Rayborn’s life has been one of adventure. When Steve worked on Baldy for Sun Valley, she worked as a ski instructor and ski patroller on Rotarun and Dollar; when he worked in logging, she and the girls spent the summers camping and hiking in the forests of central Idaho. Several summers were spent floating the Middle Fork of the Salmon River. That led to a memorable trip down the Grand Canyon with a party of 10. In town, she ran the trailer park and cleaned houses, loving the flexible hours that gave her time with the kids. When they sold the park about 15 years ago, they developed rental properties in Woodside. Loving to dance with Steve, she was named the Queen of the Silver Dollar. So, the Heritage Court is not her first brush with royalty.

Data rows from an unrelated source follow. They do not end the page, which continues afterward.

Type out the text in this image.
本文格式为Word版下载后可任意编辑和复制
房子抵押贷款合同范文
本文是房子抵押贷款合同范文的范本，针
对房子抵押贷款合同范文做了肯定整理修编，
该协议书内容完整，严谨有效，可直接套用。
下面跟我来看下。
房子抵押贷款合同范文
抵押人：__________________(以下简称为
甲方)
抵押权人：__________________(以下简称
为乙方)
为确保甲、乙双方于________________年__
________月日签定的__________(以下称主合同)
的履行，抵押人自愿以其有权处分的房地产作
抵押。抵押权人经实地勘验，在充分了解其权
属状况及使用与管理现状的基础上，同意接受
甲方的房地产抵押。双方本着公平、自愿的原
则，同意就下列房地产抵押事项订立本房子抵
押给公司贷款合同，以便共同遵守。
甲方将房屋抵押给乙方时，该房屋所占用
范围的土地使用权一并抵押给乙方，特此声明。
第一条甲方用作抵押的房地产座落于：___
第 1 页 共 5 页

Now they spend four months or so a year in Mexico, a country they have learned to love after many winters in Baja and Mazatlan and a memorable tour down the Gulf Coast to the Yucatan.  Though her Spanish is at the beginner’s stage, she appreciates the warmth of the people, their rich history and the many opportunities they find to dance there. Nevertheless, when they return here in the spring, crest Timmerman Hill and see the Wood River Valley before them, Rayborn said she tears up. She’s home.


Heritage Court events

The season of the Heritage Court begins with an invitation-only tea for former and current honorees in late May, hosted by The Community Library. Then, Sunday, June 9, will see the gala coronation at the Liberty Theatre in Hailey with flowers, entertainment and refreshments. Everyone is invited to honor the ladies who have contributed so much to the valley. The Senior Connection in Hailey will honor the ladies (and ladies from past years) at a luncheon in early August, and they will participate in summer parades.  The museum’s website includes stories and pictures of everyone honored since the beginning of the Heritage Court in 2004 (bchistoricalmuseum.org).